We have discovered the other church-goers in the Village, and we encourage one another in conversation and with cards at Easter and Christmas. We continue all our practice of Christianity outside the Village, both in church attendance and in our involvement in the Franciscan Third Order.

But I treat the Village as though it were a country where wearing distinctive religious garb is banned. I have only once worn my dog-collar in the Village or twice, if you count my performance as the Vicar in the murder mystery one year! I rarely advertise church events within the Village, and if I do, I do it discreetly.

Our stance of being so coy about our faith has been challenged. Once a colleague at church loaned us a DVD of a Passion Play performed in the gardens of Government House. We watched it in our house. When we returned the DVD to our friend, he asked why we had not had a public showing of it in the Village cinema. That was his idea of evangelism. I tried to explain that it might be seen, in our Village, not as an invitation to the Gospel but as an intrusion.

Inspired by Charles de Foucauld and the Little Brothers and Sisters of Jesus, we just try to keep alive the idea of God in our village. The challenge in that is to evangelise simply by presence requires great holiness.
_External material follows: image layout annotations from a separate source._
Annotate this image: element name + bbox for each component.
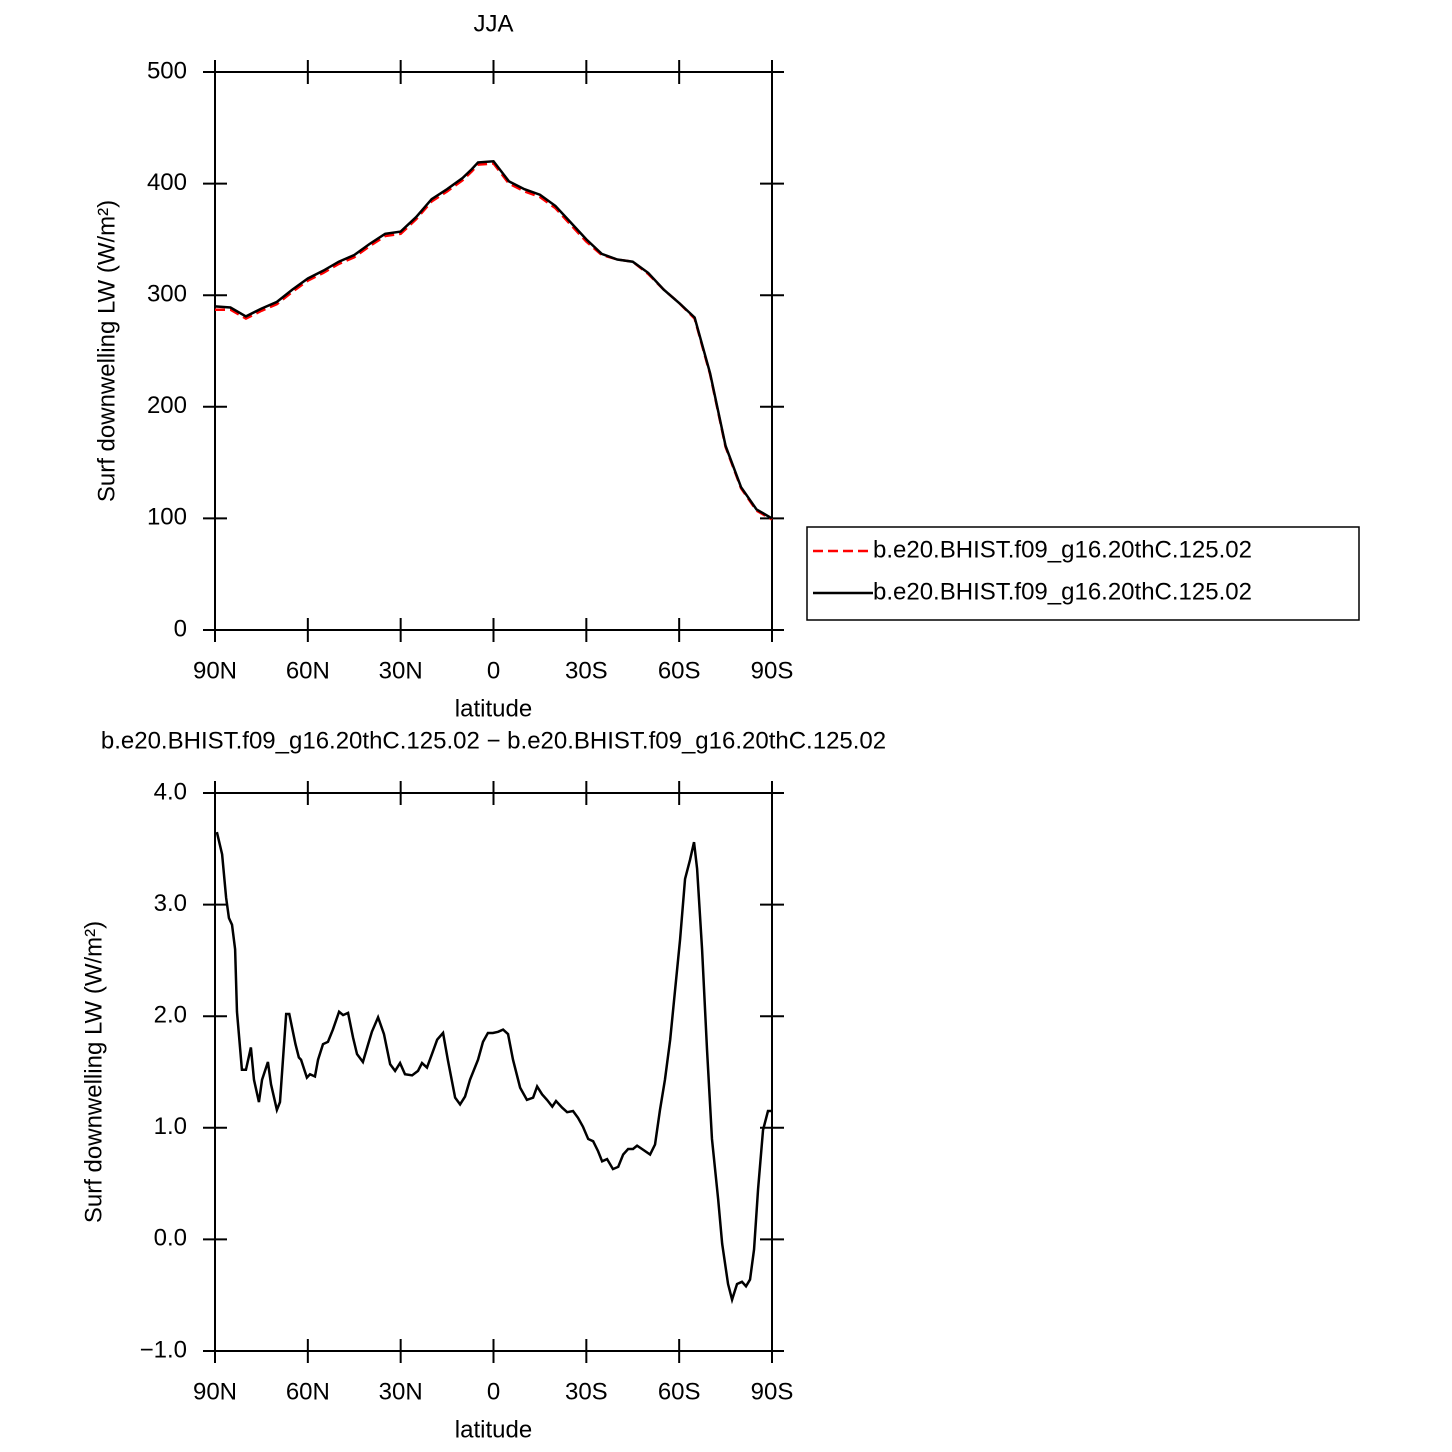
legend-label: b.e20.BHIST.f09_g16.20thC.125.02 (873, 536, 1252, 563)
x-tick-label: 30S (565, 657, 608, 684)
y-tick-label: −1.0 (140, 1336, 187, 1363)
legend-label: b.e20.BHIST.f09_g16.20thC.125.02 (873, 578, 1252, 605)
series-line (215, 831, 772, 1305)
y-tick-label: 4.0 (154, 778, 187, 805)
y-tick-label: 100 (147, 504, 187, 531)
y-tick-label: 0 (174, 615, 187, 642)
x-tick-label: 60S (658, 1378, 701, 1405)
chart-title: b.e20.BHIST.f09_g16.20thC.125.02 − b.e20… (101, 727, 886, 754)
x-tick-label: 60N (286, 1378, 330, 1405)
series-line (214, 159, 773, 520)
plot-frame (214, 792, 773, 1352)
x-tick-label: 90N (193, 657, 237, 684)
x-tick-label: 60N (286, 657, 330, 684)
chart-title: JJA (473, 10, 513, 37)
x-tick-label: 90S (751, 1378, 794, 1405)
y-tick-label: 400 (147, 169, 187, 196)
y-tick-label: 2.0 (154, 1002, 187, 1029)
plot-frame (214, 71, 773, 631)
y-tick-label: 3.0 (154, 890, 187, 917)
y-axis-label: Surf downwelling LW (W/m²) (80, 921, 107, 1223)
x-tick-label: 90N (193, 1378, 237, 1405)
x-tick-label: 30N (379, 657, 423, 684)
x-tick-label: 90S (751, 657, 794, 684)
x-tick-label: 30N (379, 1378, 423, 1405)
x-tick-label: 0 (487, 1378, 500, 1405)
y-tick-label: 500 (147, 57, 187, 84)
x-tick-label: 60S (658, 657, 701, 684)
x-tick-label: 0 (487, 657, 500, 684)
y-tick-label: 300 (147, 281, 187, 308)
y-tick-label: 1.0 (154, 1113, 187, 1140)
y-tick-label: 200 (147, 392, 187, 419)
y-tick-label: 0.0 (154, 1225, 187, 1252)
x-tick-label: 30S (565, 1378, 608, 1405)
series-line (215, 162, 773, 521)
x-axis-label: latitude (455, 1416, 532, 1443)
y-axis-label: Surf downwelling LW (W/m²) (93, 200, 120, 502)
legend-box (806, 526, 1360, 621)
x-axis-label: latitude (455, 695, 532, 722)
If I am not steeped in prayer, and if my lifestyle lacks integrity and sacrifice, then keeping my Christianity quiet in our relatively benign environment may just be an excuse not to talk about Jesus Christ at all.

I am encouraged that people ask me to witness them signing legal documents, and in doing so, to witness something of their trials and difficulties, but, as Lent begins, I am conscious that I have to use my praying and my decisions to be more transparent to God and the Gospel. Brother Charles de Foucauld has set a very high standard!

The Hearth of God


My new translation of an old prayer:

Fill this house with your presence, Loving Lord, and keep far from us all the poison of the enemy. With your holy angels around us, protect us within the circle of your peace, and bless us always with your love. Through Christ Jesus our Lord. Amen.

[The Original:

Visita, quaesumus, Domine, habitionem istam, et omnes insidias inimici ab ea longe repelle: angeli tui sancti habitent in ea, qui nos in pace custodiant, et benediction tua sit super nos semper. Per Christum Iesus Nostrum Dominum. Amen.]